El cazador de alces noruego gris es un spitz noruego mediano, resistente y valiente, criado para la caza del alce. Su trabajo se basa en localizar la pieza y mantenerla controlada con ladrido persistente, lo que explica su carácter enérgico y su tendencia a ser vocal. Con su familia suele ser fiel y estable cuando tiene actividad diaria y una educación constante.
Origen
Su origen se sitúa en Noruega. En la ficha se encuadra en el Grupo 5 (spitz y perros de tipo primitivo) con número FCI 242. Su selección se vincula a la caza en bosques y zonas rurales, especialmente para alces y caza mayor, con un perfil orientado a resistencia y dureza en clima frío.
Características
Es un perro de tamaño mediano, de estructura compacta y manto de doble capa. En la ficha se maneja un peso de 20–23 kg y una vida media de 12–15 años. El pelaje es semilargo y denso, pensado para proteger del frío y del agua.

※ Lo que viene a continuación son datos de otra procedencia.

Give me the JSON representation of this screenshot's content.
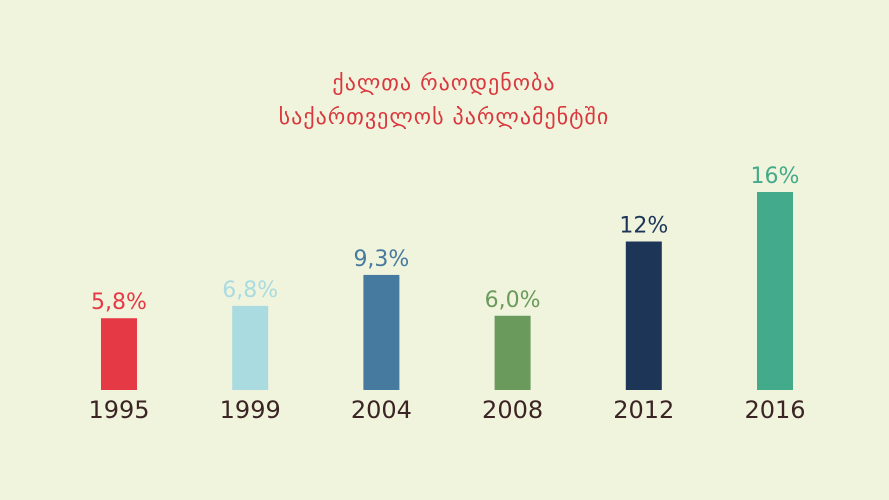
{
  "chart_data": {
    "type": "bar",
    "title": "ქალთა რაოდენობა",
    "subtitle": "საქართველოს პარლამენტში",
    "categories": [
      "1995",
      "1999",
      "2004",
      "2008",
      "2012",
      "2016"
    ],
    "values": [
      5.8,
      6.8,
      9.3,
      6.0,
      12,
      16
    ],
    "value_labels": [
      "5,8%",
      "6,8%",
      "9,3%",
      "6,0%",
      "12%",
      "16%"
    ],
    "colors": [
      "#e63946",
      "#a9dbe0",
      "#467a9f",
      "#6a9a5c",
      "#1d3557",
      "#43aa8b"
    ]
  }
}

En tu texto aparecen referencias de talla: 52 cm y 23 kg en machos, y 49 cm y 20 kg en hembras. El color se describe en tonos grises con puntas oscuras, un aspecto típico de la variedad gris.
Comportamiento
Mantiene un temperamento valiente, fiel y activo. Suele estar muy alerta y es un perro vocal, algo coherente con su forma de trabajar en caza. Puede mostrarse reservado o tenso con perros desconocidos, pero suele convivir mejor con perros que conoce, especialmente si se socializa desde joven.
Por energía y carácter, necesita normas claras y una educación coherente para canalizar su iniciativa y evitar problemas de convivencia.
Cuidados
Requiere una rutina activa con paseos diarios y oportunidades reales de correr y explorar. Encaja mejor en entornos con espacio o con acceso frecuente a campo y monte. El manto de doble capa necesita cepillado regular para retirar pelo suelto y controlar la muda.
Peluquería del cazador de alces noruego gris: baño y cepillado
El cepillado puede organizarse como mínimo dos veces por semana, aumentando la frecuencia durante la muda. El baño debe ser moderado y ajustado a suciedad real. En tu texto aparece una pauta de baño cada dos semanas; en cualquier caso, conviene evitar lavados excesivos y secar bien la subcapa para que no quede humedad retenida. En la rutina general se revisan también uñas, orejas y almohadillas.
Curiosidades
Su vida media se sitúa en torno a 12–15 años. Se menciona un babeo mínimo y una comunicación vocal marcada, con tendencia a ladrar para alertar ante visitantes o situaciones inusuales, un rasgo que encaja con su perfil de perro atento.